The Triangle - The Independent Student Newspaper at Drexel University

Greek org. brings students together

Greek-Americans at Drexel University are dedicated to promoting Hellenism on campus, contributed by the founding of the Hellenic Student Association of Drexel University and the appointment of late University President Constantine Papadakis in 1995.

The Hellenic Student Association was founded in 1996 with the help of Papadakis. According to Konstantine Ouranitsas, the current president of the HSA, the organization works to bring Drexel students of Greek descent together for events such as a vasilopita dinner for New Year’s, volleyball tournaments and networking programs.

According to the HSA’s Facebook page, members “offer guidance and information to every Greek student that wishes to enroll at Drexel University coming from a different state or country.”

The HSA currently has 86 student-members, Ouranitsas said.

Maria Hnaraki, the director of Greek studies at Drexel and the official faculty adviser of the HSA, said that the number of HSA members has increased since her arrival at Drexel in the fall of 2006.

Ouranitsas agreed with Hnaraki. “Even just between this year and last year, we grew by almost 20 people, if not more,” he said.

However, the number of HSA members does not directly reflect the number of Greek-American undergraduate and graduate students attending Drexel. Ouranitsas and Hnaraki both agree that there are many Greek-American students who are not part of the HSA because they are unaware of the organization or are not interested. Ouranitsas is using Facebook to reel in Greek-American students who have not yet joined the HSA.

“More people are becoming aware of the group,” Ouranitsas said. “Also, if students come [abroad] from Greece, we try to tap into that. We have a good amount of those, especially freshmen this year. We have two or three people from Greece who are freshmen.”
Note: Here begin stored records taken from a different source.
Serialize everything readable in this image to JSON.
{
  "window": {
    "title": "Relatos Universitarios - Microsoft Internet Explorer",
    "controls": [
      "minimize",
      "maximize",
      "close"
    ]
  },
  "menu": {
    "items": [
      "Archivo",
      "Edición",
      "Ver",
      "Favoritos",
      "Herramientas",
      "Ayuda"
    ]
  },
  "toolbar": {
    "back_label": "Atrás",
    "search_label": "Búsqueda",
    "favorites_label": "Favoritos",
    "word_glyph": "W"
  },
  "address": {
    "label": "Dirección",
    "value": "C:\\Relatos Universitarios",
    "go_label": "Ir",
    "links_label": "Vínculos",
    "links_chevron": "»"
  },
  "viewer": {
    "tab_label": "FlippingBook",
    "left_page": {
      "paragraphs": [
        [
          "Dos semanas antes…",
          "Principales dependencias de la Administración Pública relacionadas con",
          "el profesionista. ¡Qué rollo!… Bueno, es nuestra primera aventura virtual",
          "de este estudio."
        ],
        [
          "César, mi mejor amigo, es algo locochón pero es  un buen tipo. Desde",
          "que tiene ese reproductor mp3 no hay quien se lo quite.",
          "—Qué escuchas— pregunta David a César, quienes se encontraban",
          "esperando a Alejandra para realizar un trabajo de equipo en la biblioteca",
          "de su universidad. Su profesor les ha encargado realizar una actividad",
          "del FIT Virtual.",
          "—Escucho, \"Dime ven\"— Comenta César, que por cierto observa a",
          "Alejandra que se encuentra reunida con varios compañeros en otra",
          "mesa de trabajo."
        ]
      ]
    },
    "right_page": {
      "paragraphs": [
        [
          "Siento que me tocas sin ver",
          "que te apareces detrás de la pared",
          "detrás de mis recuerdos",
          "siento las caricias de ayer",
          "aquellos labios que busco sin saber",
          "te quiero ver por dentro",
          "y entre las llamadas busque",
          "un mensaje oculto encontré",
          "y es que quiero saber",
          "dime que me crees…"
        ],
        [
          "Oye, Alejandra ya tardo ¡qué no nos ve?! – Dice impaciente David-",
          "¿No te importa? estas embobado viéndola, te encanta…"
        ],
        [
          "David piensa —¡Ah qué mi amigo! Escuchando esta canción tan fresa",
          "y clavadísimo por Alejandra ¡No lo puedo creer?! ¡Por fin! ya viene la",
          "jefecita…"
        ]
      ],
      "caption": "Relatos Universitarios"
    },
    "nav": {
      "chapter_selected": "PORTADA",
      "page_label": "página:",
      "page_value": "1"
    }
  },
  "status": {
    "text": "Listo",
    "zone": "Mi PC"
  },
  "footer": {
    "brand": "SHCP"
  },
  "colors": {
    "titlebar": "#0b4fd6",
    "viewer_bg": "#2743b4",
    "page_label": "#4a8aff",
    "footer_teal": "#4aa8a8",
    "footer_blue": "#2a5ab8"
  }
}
There are currently 121 members on the HSA’s Facebook page. This number is significantly higher than the number of members on the roster because Greek Americans from the Philadelphia area join the group due to their association with Ouranitsas and other prominent members of the HSA, he said.

Additionally, Drexel faculty members who are involved in the HSA and have a Facebook account are members on the page. Ouranitsas said 30 faculty members of Greek descent teach at Drexel, including Hnaraki and George Tsetsekos, who served as the dean of the LeBow College of Business for 10 years before resigning this year.

To bring the Greek Americans of Philadelphia closer, Ouranitsas said he co-founded the Hellenic Student Association of Philadelphia in 2012. He is currently president of the 190-member organization, he said.

“Essentially what [Ouranitsas] wanted to do was have all students [in Philadelphia] that are from Greece or of Greek-American heritage to come together and promote Greek culture and Hellenism,” Hnaraki said.

Hnaraki said Papadakis also contributed to the increase of Greek-Americans at Drexel during his 14 years as president.

“[Papadakis] was very good at fundraising, to start with, and he had a very good relationship with the Greek community, not only in Philadelphia, but in … the tri-state area,” Hnaraki said.

According to the PanHellenic Scholarship Foundation website, Papadakis was a strong supporter of the PanHellenic Scholarship, which provides scholarships of up to $10,000 based on financial need and academic merit to Greek-American college students throughout the United States.

“He [tried] to recruit students, so he would invite, for example, certain high schools from New York City who have a large Greek population … mainly because he wanted the students to interact with the faculty … and other Greek students on campus and this way recruit them,” Hnaraki said. “He was making Drexel very attractive for Greek students.”

Another way Drexel is attracting Greek-Americans is through the Hellenic Alumni Association, led by John Stratoudakis, a Drexel graduate of 2003. According to Stratoudakis, the association works to bring together Greek-American Drexel alumni and current Greek-American students in the Philadelphia area. It currently has 85 members.

“This is an alumni ‘affinity’ club, meaning we welcome and encourage people who are interested in Greek culture, whether ancient or modern, to join us,” Stratoudakis wrote in an email.

Also attracting Greek-Americans to Drexel is the Vidalakis Family Cretan Scholars Program, which grants $6,000 to students who are eligible for the scholarship and wish to study abroad in Crete. To become eligible for the scholarship, students are required to have a GPA of 2.5 or higher and must have completed one co-op. It is also encouraged that students complete Greek studies and language courses.

The scholarship is not solely for Greek-American students, but it contributes to Drexel’s appeal to Greek-Americans, Hnaraki said. However, the majority of Drexel students who travel to Crete are not Greek.

Hnaraki noticed the same pattern with her Greek studies classes. She currently teaches Greek Folklore, Intermediate Modern Greek I and Greek Literature. Of the 19 students in Hnaraki’s Greek Folklore class, seven are Greek-American. In Intermediate Modern Greek I, five of seven students are Greek-Americans. In Greek Literature, six of 14 students are Greek-Americans.

Ouranitsas added, “There’s a lot of influences that are Greek at Drexel, so I think that brings a lot more people here from Greece.”